Gary came to the party the next weekend and she stayed upstairs in her room. There was a knock on her door and she didn't answer until her father said her name and knocked again. She went to the door and grabbed him and held herself to him.

"Why aren't you downstairs?" he asked. "You're the party girl. You're acting like Clover, keeping to yourself."

Usually she wouldn't have cared if someone likened her to Clover. They were so different she would have thought any comparison was silly. She snapped at him, "I'm not like her! That stuck-up bitch."

"What's bothering you?"

"Nothing."

"Come on.

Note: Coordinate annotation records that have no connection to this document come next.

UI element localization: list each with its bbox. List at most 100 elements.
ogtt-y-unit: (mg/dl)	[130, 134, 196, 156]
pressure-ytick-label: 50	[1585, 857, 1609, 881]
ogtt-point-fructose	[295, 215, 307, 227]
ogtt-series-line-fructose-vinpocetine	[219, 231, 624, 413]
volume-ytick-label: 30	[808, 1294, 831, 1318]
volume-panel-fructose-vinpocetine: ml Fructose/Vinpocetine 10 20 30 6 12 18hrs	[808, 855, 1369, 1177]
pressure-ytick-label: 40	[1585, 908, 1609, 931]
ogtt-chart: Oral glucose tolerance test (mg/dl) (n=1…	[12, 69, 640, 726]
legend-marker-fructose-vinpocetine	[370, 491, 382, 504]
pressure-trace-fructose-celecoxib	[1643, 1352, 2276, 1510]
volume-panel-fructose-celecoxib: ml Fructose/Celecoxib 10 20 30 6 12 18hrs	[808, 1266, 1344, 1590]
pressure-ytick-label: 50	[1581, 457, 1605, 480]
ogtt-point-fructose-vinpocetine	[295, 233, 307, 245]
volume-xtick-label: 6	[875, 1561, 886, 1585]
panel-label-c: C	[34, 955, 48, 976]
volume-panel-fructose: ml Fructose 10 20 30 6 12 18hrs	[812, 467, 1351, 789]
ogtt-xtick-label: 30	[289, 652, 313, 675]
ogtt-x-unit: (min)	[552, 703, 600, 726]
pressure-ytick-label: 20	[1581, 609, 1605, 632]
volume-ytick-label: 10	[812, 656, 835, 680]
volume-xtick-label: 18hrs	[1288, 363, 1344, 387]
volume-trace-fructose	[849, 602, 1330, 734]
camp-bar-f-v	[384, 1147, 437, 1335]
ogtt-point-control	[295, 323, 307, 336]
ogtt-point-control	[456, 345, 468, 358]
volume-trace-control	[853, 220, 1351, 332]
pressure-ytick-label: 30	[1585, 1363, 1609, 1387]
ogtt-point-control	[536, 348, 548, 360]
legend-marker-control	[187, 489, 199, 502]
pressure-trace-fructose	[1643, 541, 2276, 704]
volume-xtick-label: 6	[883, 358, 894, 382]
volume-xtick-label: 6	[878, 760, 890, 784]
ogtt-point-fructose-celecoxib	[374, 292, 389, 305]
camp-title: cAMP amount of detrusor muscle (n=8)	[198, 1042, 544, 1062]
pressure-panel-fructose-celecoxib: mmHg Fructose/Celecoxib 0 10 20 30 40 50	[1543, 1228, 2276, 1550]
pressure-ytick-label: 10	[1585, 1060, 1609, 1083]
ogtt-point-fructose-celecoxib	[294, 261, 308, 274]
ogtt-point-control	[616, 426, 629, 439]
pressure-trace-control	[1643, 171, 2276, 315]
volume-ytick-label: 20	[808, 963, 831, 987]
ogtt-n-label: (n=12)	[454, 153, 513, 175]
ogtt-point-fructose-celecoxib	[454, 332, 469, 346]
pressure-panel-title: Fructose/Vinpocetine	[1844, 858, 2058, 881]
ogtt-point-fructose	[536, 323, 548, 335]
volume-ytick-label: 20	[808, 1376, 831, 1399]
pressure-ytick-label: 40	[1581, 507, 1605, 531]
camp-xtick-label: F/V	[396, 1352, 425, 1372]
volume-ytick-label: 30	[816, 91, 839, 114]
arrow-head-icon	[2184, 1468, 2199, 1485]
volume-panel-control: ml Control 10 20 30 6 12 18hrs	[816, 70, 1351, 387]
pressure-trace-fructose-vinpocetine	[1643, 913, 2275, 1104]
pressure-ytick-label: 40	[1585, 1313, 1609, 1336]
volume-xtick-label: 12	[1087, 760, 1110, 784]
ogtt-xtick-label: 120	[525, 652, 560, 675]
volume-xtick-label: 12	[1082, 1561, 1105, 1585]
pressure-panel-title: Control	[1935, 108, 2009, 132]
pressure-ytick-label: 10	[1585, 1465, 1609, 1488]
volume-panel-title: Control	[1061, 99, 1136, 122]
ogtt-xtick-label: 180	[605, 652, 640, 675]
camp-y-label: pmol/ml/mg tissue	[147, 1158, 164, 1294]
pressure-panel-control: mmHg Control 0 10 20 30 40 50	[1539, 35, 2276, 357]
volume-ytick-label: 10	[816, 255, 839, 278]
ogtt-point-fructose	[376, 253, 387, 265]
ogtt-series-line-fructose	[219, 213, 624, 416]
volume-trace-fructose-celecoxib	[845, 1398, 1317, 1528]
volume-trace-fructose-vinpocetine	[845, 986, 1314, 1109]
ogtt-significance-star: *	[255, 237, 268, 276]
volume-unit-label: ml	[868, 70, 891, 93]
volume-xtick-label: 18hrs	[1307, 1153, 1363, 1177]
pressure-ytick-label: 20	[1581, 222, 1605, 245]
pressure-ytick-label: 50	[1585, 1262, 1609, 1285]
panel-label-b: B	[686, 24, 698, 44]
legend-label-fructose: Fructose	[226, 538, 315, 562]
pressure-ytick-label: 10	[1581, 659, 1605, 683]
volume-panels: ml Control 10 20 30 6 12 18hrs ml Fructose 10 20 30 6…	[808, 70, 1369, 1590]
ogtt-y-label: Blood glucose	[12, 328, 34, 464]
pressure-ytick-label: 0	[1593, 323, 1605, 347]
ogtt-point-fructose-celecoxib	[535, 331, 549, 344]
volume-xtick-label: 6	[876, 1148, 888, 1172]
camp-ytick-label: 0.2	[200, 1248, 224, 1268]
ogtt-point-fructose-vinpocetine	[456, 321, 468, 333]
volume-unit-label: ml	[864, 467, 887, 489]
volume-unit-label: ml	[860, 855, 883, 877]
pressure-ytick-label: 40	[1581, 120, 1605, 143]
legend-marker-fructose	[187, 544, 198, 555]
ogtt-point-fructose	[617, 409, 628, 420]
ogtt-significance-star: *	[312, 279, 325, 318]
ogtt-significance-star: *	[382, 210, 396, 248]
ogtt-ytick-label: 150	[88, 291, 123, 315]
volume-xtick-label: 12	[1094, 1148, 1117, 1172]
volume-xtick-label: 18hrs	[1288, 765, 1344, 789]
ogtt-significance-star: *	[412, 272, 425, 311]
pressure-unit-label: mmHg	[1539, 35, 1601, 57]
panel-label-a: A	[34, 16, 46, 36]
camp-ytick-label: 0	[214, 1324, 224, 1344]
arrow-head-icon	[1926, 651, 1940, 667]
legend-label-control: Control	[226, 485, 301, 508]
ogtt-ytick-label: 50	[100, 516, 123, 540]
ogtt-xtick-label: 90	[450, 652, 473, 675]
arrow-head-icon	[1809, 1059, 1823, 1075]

Tell me."

She was afraid her father would attack Gary and end up in jail if she told him. "I can't. Please, daddy, I can't."

"What can I do?"

"Nothing."

He hugged her again, for a long time. A song ended downstairs and she heard a whoop; it sounded like Buzz. She wanted to be in the kitchen, dancing and enjoying the party, but she couldn't, not with Gary there.

She wrote a letter that night and sealed it in an envelope:

Stay away. If you come near me I'll tell my father what you did. I'm serious. Don't come to the parties.

Monday, after school, when she knew he'd be at work, she put it in his mailbox and ran home.

Two months went by. Her mother said, "A letter came for you today."

"Me?"

"It's on the table." She pointed at it and went back to grading papers.

Melody took the letter to her room. The postmark said Chicago. No return address. The family had been to Chicago on vacation the year before and Melody had made a friend during the trip, a girl they'd met at the Field Museum, who'd spent several days with them, showing them the city. Melody had written her, but Fran had never written back. She read the letter in her room.

I tried to tell you it was a mistake but you wouldn't listen. You had to keep going. You had to keep teasing. How many times do you think you can do that before a man gives up and does it with you? Jesus, have you looked at yourself? How long do you think a man can resist that body? I'm just a man. I'm sorry you got scared. I'm sorry you changed your mind. But how was I supposed to know? God damn you. I don't trust you. Now I had to leave Lawrence. I liked Lawrence. But I couldn't take the chance. You could turn me in and they'd put me back in the pen. Fuck you. I hope you get what's coming to you. Somebody should get you good. A whole bunch of guys. I'd pay to see that.

She tore up the letter and flushed the pieces down the toilet. At dinner her mother asked who the letter was from and what was in it, and Melody pretended it was from her friend: "Oh, you know. Stuff about her parents and her brother. School. Nothing special," and her mother nodded and the dinner conversation switched to Gabe's baseball practice. Melody was glad she wouldn't have to hide anything now; she'd had to lie about the letter, but she told herself it was necessary. The truth was impossible. She wondered what she'd ever seen in the man.